Yuodelis and Hendrickson33 reported quantitative measures of foveal development taken from pre- and postnatal human retinas. They described that before birth the rod-free zone or foveola was over 1000 μm in diameter, but it became progressively narrower after birth because of a central ward migration of cones, reaching the adult diameter of 650–700 μm by 45 months of age. Postnatally, foveolar cone development was characterized by maturation, elongation, and an increase in packing density. During this time the foveolar cone developed both its OS and basal axon process (fiber of Henle), resulting in an increase of foveolar cone density. Similar findings were also reported by Hendrickson.34

It might be possible that the subjects with congenital red–green CVD, owing to presence of mutations in the cone pigment or dysfunctional cones, may not be undergoing the mentioned structural changes in the foveal configuration. Blue cones are absent in the fovea.35 Hence, the smaller foveal pit as observed in the subjects with congenital CVD in this study, can be a result of smaller number of red–green cones, or smaller individual diameter of cones. However, this hypothesis needs confirmation by further investigations.

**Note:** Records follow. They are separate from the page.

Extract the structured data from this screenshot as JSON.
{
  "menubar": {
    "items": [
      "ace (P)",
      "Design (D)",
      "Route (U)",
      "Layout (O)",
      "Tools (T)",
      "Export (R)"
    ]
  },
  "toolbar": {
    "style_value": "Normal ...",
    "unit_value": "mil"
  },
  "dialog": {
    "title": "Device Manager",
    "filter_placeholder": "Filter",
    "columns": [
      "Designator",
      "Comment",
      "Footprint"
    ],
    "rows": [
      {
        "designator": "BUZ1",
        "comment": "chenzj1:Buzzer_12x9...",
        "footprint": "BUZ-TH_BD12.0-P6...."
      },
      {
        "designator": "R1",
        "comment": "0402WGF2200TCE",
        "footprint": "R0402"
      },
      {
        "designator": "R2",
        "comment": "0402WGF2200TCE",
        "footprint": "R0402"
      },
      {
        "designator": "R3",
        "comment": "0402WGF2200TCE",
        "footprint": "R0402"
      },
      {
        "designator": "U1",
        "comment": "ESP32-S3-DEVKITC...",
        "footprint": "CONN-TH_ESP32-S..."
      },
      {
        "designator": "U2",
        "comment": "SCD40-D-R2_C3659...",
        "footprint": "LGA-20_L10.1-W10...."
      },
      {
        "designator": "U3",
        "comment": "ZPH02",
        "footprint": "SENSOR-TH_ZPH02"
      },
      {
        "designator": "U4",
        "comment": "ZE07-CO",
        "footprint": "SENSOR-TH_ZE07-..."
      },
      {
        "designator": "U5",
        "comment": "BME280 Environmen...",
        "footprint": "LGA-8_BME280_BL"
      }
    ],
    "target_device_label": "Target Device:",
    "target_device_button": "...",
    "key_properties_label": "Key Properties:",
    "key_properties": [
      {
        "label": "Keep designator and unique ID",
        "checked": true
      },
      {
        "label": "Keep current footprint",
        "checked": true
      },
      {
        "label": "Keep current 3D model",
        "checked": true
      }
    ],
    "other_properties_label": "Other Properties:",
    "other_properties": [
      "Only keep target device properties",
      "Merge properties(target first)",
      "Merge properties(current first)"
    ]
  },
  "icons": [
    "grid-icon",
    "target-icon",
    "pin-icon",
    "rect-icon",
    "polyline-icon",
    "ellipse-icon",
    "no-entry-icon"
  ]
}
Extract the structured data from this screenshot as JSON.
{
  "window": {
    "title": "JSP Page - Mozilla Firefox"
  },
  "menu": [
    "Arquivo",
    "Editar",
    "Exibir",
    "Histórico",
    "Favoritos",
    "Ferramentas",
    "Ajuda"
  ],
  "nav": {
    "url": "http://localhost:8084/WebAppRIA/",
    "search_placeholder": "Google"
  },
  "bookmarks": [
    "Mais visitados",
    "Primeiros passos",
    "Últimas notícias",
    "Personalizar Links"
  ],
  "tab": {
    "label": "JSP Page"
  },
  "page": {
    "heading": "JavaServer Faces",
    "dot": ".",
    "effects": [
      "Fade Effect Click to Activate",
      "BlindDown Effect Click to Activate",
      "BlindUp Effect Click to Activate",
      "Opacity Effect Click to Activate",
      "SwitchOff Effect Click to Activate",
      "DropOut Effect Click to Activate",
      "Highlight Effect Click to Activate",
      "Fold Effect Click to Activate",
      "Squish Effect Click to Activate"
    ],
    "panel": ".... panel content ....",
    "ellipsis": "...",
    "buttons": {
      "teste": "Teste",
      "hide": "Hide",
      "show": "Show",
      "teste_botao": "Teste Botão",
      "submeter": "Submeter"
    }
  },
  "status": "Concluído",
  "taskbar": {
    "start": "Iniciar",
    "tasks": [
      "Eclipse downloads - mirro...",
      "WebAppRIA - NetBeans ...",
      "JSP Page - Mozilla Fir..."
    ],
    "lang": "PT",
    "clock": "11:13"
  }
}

The main shortcoming of our study is the small sample size. Another shortcoming is that we did not do a genetic analysis, which could have shown the type of mutation in our subjects with CVD having normal retinal thickness measurements.

In conclusion, in subjects with red–green CVD, we observed normal thickness of different retinal layers in macula and narrower OS horizontal diameter in the left eye of CVD subjects. The observation of a narrower foveal pit in subjects with congenital CVD is interesting and is a good stimulus for future studies. Studies involving larger database and comparing the structural changes in the retina in dichromats and anomalous trichromats are needed. The correlation of OCT findings with genetic analysis in CVD subjects will provide further insight.